すでに亡くなっていますけれど、私はこの父を心から尊敬いたしております。
と同時に、ロータス家の三女として生まれたことに誇りを持って今日まで生きてまいりました。
生まれてすぐロンドン市の南にある小さな町に移り、若いお医者様のご主人様と約10年間程過ごしました。
ロンドン市を中心とした美しい風景の中で、ご主人様と共に過ごしたこの10年間は、本当に思い出深い日々でありましたが、お仕事の方も忙しくなられ、またご家族も増えてからは、私と過ごされる時間が少なくなりました。
私の身体がプラスチック(FRP)で軽いこともあったのでしょうが、納屋の屋根ウラに置いていただいて、1558ccの心臓もほとんど停止した状態で、その後約6年程過ごしてまいりました。この時期が私にとっての人生の一番つらい時でした。
15年くらい前のある日、この納屋に素敵な日本人の青年(当時)が訪れて、目を輝かせてご主人様と話をされ、交渉の末、私を日本につれてきてくださいました。この方が今のご主人様です。
米子の地は空気も良くて、また20年近く過ごしたロンドン周辺に景色も似かよっており、本当に喜んでおりました。

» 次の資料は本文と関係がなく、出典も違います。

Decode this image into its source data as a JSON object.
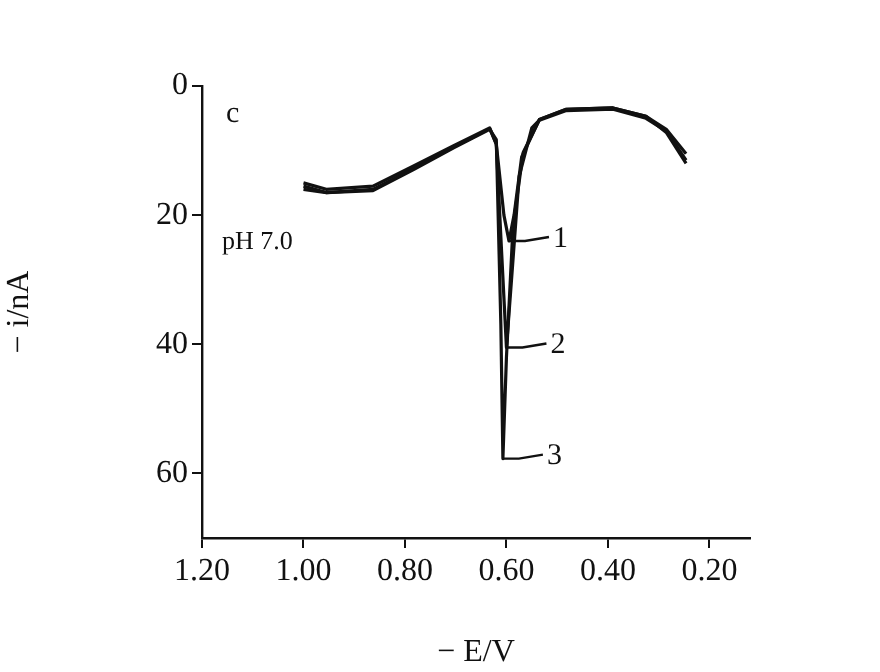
{
  "chart_data": {
    "type": "line",
    "xlabel": "− E/V",
    "ylabel": "− i/nA",
    "xlim": [
      1.2,
      0.12
    ],
    "xticks": [
      {
        "value": 1.2,
        "label": "1.20"
      },
      {
        "value": 1.0,
        "label": "1.00"
      },
      {
        "value": 0.8,
        "label": "0.80"
      },
      {
        "value": 0.6,
        "label": "0.60"
      },
      {
        "value": 0.4,
        "label": "0.40"
      },
      {
        "value": 0.2,
        "label": "0.20"
      }
    ],
    "ylim": [
      70,
      0
    ],
    "yticks": [
      0,
      20,
      40,
      60
    ],
    "grid": false,
    "legend": false,
    "marker": "none",
    "line_style": "solid",
    "series": [
      {
        "color": "#111111",
        "x": [
          1.0,
          0.955,
          0.863,
          0.784,
          0.705,
          0.633,
          0.62,
          0.605,
          0.595,
          0.585,
          0.57,
          0.535,
          0.482,
          0.39,
          0.325,
          0.285,
          0.246
        ],
        "values": [
          15,
          16,
          15.5,
          12.4,
          9.3,
          6.5,
          9,
          20,
          24,
          20,
          11,
          5.2,
          3.6,
          3.4,
          4.7,
          6.7,
          10.5
        ]
      },
      {
        "color": "#111111",
        "x": [
          1.0,
          0.955,
          0.863,
          0.784,
          0.705,
          0.633,
          0.62,
          0.61,
          0.6,
          0.59,
          0.575,
          0.55,
          0.535,
          0.482,
          0.39,
          0.325,
          0.285,
          0.246
        ],
        "values": [
          15.5,
          16.5,
          16,
          12.8,
          9.5,
          6.6,
          9,
          25,
          40.5,
          30,
          14,
          6.5,
          5.3,
          3.8,
          3.6,
          5,
          7,
          11.5
        ]
      },
      {
        "color": "#111111",
        "x": [
          1.0,
          0.955,
          0.863,
          0.784,
          0.705,
          0.633,
          0.62,
          0.611,
          0.607,
          0.6,
          0.587,
          0.567,
          0.535,
          0.482,
          0.39,
          0.325,
          0.285,
          0.246
        ],
        "values": [
          16,
          16.5,
          16.2,
          13,
          9.6,
          6.7,
          8.3,
          37,
          57.7,
          42,
          21.7,
          10.3,
          5.2,
          3.6,
          3.4,
          4.7,
          7.2,
          12
        ]
      }
    ],
    "annotations": [
      "c",
      "pH 7.0",
      {
        "text": "1",
        "x": 0.595,
        "y": 24
      },
      {
        "text": "2",
        "x": 0.6,
        "y": 40.5
      },
      {
        "text": "3",
        "x": 0.607,
        "y": 57.7
      }
    ]
  }
}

こちらに来ましてからの10年間は、ほとんど死んだ状態のようだった私の病気回復に、ご主人様は一生懸命手を尽くされました。
おかげで現在は病状も完全に良くなって、ご主人様のスターターキー一発で心臓は目覚め、リフレッシュしていただいた足まわりでもって、昨年の暮れには取り合えず時速150km/hで走れるまでに元気になっております。
ご主人様は忙しいお仕事にもかかわらず、週に一度は、この老年の私と過ごしてくださるやさしい方です。
日本に来てからビックリした事のひとつが、使い捨てです。
私の生まれた英国では古いものほど価値があって、大切にされていますので、今のご主人様には本当に感謝しております。
身長3.6mの小さな私が最近思うことは、当時ロンドンで一緒に遊んだトライアンフ君やスピット君、MG-Bさんやモーガン君・・・達がこの米子に来ないかなあ、という事です。
どなたか良きご主人様、ご検討いただきます様に----------。
*注 エラン(ELAN)とは、フランス語で勇気、気力、みなぎる力の意味です。